Thursday, February 23, 2017

FORCE MAJEURE DAN Al-JAIHAH (Explanation, Comparison and Discussion)








Explanation
 Secara garis besar kegiatan berekonomi merupakan fitrah manusia, sekaligus merupakan unsur utama terbentuknya suatu komunitas masyarakat yang kuat.
 Maka tidak heran Islam sebagai agama yang sempurna memiliki kepentingan dalam mengatur ekonomi umatnya demi mewujudkan system perekonomian yang bebas dari tindak kedzoliman, dalam hal ini Allah SWT berfirman :
لَا تَظْلِمُونَ وَلَا تُظْلَمُونَ
Artinya : “Kalian tidak mendzolimi dan tidak pula di dzolimi” (Q.S Al-Baqarah : 276)
Dalam perkembangannya, terdapat banyak permasalahan yang sejatinya didalam literatur fiqh klasik belum banyak diperbincangkan, salah satunya adalah permasalahan force majeure.
Dalam KUH Perdata terdapat beberapa pasal yang mengatur tentang force majeure, diantaranya yaitu pasal 1244 dan 1245 KUH Perdata.

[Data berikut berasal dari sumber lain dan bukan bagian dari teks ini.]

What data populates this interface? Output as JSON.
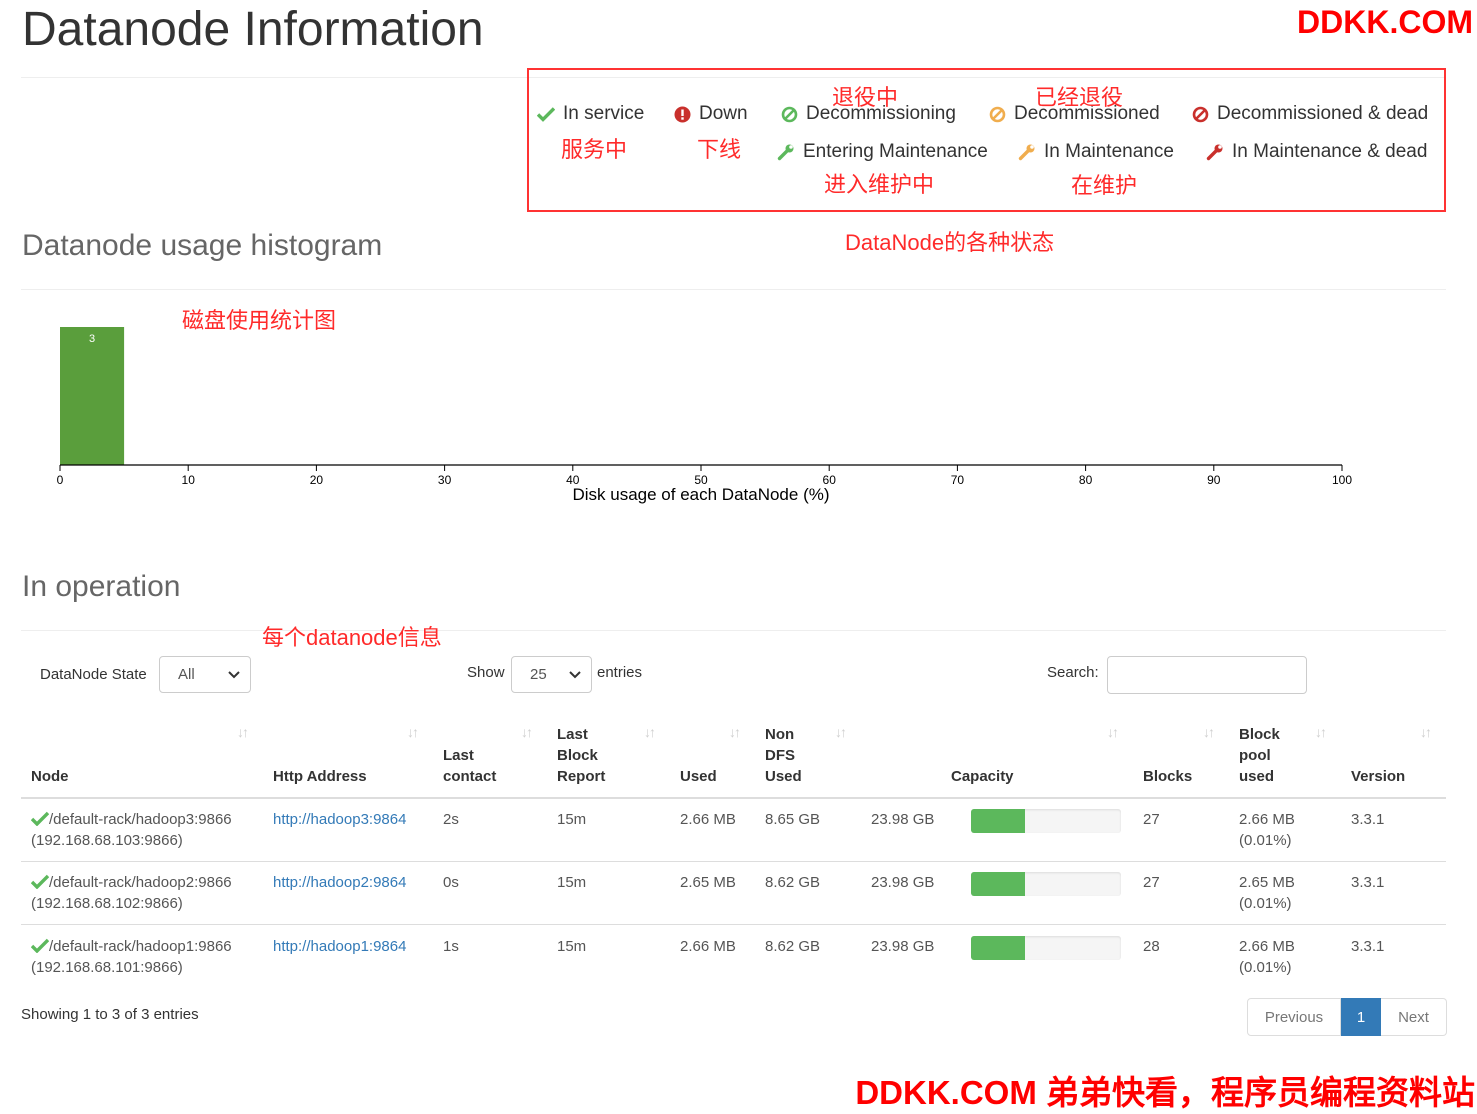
{
  "page": {
    "title": "Datanode Information",
    "watermark_top": "DDKK.COM",
    "watermark_bottom": "DDKK.COM 弟弟快看，程序员编程资料站"
  },
  "legend": {
    "items": [
      {
        "label": "In service",
        "icon": "check-icon",
        "color": "#5cb85c"
      },
      {
        "label": "Down",
        "icon": "exclamation-circle-icon",
        "color": "#d9534f"
      },
      {
        "label": "Decommissioning",
        "icon": "ban-icon",
        "color": "#5cb85c"
      },
      {
        "label": "Decommissioned",
        "icon": "ban-icon",
        "color": "#f0ad4e"
      },
      {
        "label": "Decommissioned & dead",
        "icon": "ban-icon",
        "color": "#d9534f"
      },
      {
        "label": "Entering Maintenance",
        "icon": "wrench-icon",
        "color": "#5cb85c"
      },
      {
        "label": "In Maintenance",
        "icon": "wrench-icon",
        "color": "#f0ad4e"
      },
      {
        "label": "In Maintenance & dead",
        "icon": "wrench-icon",
        "color": "#d9534f"
      }
    ]
  },
  "annotations": {
    "in_service": "服务中",
    "down": "下线",
    "decommissioning": "退役中",
    "decommissioned": "已经退役",
    "entering_maintenance": "进入维护中",
    "in_maintenance": "在维护",
    "states": "DataNode的各种状态",
    "histogram": "磁盘使用统计图",
    "datanode_info": "每个datanode信息"
  },
  "histogram": {
    "title": "Datanode usage histogram"
  },
  "chart_data": {
    "type": "bar",
    "x": [
      0,
      5
    ],
    "values": [
      3
    ],
    "data_labels": [
      "3"
    ],
    "xlabel": "Disk usage of each DataNode (%)",
    "xlim": [
      0,
      100
    ],
    "xticks": [
      "0",
      "10",
      "20",
      "30",
      "40",
      "50",
      "60",
      "70",
      "80",
      "90",
      "100"
    ],
    "bar_color": "#5a9e3c"
  },
  "operation": {
    "title": "In operation",
    "state_label": "DataNode State",
    "state_value": "All",
    "show_label": "Show",
    "entries_value": "25",
    "entries_label": "entries",
    "search_label": "Search:",
    "search_value": "",
    "columns": [
      {
        "label": "Node"
      },
      {
        "label": "Http Address"
      },
      {
        "label": "Last contact"
      },
      {
        "label": "Last Block Report"
      },
      {
        "label": "Used"
      },
      {
        "label": "Non DFS Used"
      },
      {
        "label": "Capacity"
      },
      {
        "label": "Blocks"
      },
      {
        "label": "Block pool used"
      },
      {
        "label": "Version"
      }
    ],
    "rows": [
      {
        "node": "/default-rack/hadoop3:9866",
        "node_ip": "(192.168.68.103:9866)",
        "http": "http://hadoop3:9864",
        "last_contact": "2s",
        "last_block_report": "15m",
        "used": "2.66 MB",
        "non_dfs": "8.65 GB",
        "capacity": "23.98 GB",
        "usage_fraction": 0.36,
        "blocks": "27",
        "bp_used": "2.66 MB",
        "bp_pct": "(0.01%)",
        "version": "3.3.1"
      },
      {
        "node": "/default-rack/hadoop2:9866",
        "node_ip": "(192.168.68.102:9866)",
        "http": "http://hadoop2:9864",
        "last_contact": "0s",
        "last_block_report": "15m",
        "used": "2.65 MB",
        "non_dfs": "8.62 GB",
        "capacity": "23.98 GB",
        "usage_fraction": 0.36,
        "blocks": "27",
        "bp_used": "2.65 MB",
        "bp_pct": "(0.01%)",
        "version": "3.3.1"
      },
      {
        "node": "/default-rack/hadoop1:9866",
        "node_ip": "(192.168.68.101:9866)",
        "http": "http://hadoop1:9864",
        "last_contact": "1s",
        "last_block_report": "15m",
        "used": "2.66 MB",
        "non_dfs": "8.62 GB",
        "capacity": "23.98 GB",
        "usage_fraction": 0.36,
        "blocks": "28",
        "bp_used": "2.66 MB",
        "bp_pct": "(0.01%)",
        "version": "3.3.1"
      }
    ],
    "footer_info": "Showing 1 to 3 of 3 entries",
    "pagination": {
      "previous": "Previous",
      "current": "1",
      "next": "Next"
    }
  }
}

Didalam kedua pasal tersebut dipahami bahwa force majeure  adalah suatu keadaan dimana tidak terlaksananya apa yang diperjanjikan karena hal-hal yang sama sekali tidak dapat diduga, dan debitur tidak dapat berbuat apa-apa terhadap keadaan atau peristiwa yang timbul diluar dugaan tersebut[1]. Diantara keadaan yang dapat dikatagorikan force majeure adalah seperti terjadinya perang, bencana alam (act of god), hilangnya objek yang diperjanjikan dan tindakan administratif penguasa[2].

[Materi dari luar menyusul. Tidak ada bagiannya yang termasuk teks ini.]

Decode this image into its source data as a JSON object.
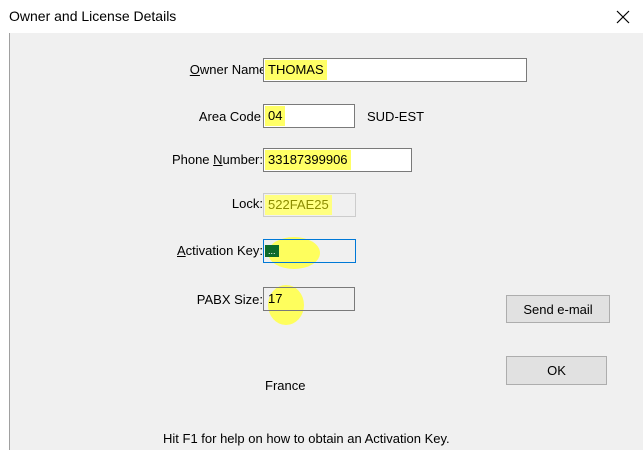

Sesuai dengan KUH Perdata diatas, maka suatu peristiwa dapat dikatakan force maejur apabila terdapat 3 (tiga) unsur, yaitu : (1) Tidak terpenuhi prestasi. (2) Ada sebab yang terletak diluar kesalahan debitur. (3) Penyebab tersebut tidak dapat diduga dan dipertanggungjawabakan oleh debitur. Jika terjadi force maejur dengan terpenuhinya unsur pertama dan ketiga maka force majeur ini disebut absolut overmacht atau keadaan memaksa yang berdasarkan ketidakmungkinan (impossibility). Namun, jika yang terpenuhi adalah unsur kedua dan ketiga, maka force majeur ini disebut relative overmacht, atau keadaan memaksa yang bersifat subyektif[3].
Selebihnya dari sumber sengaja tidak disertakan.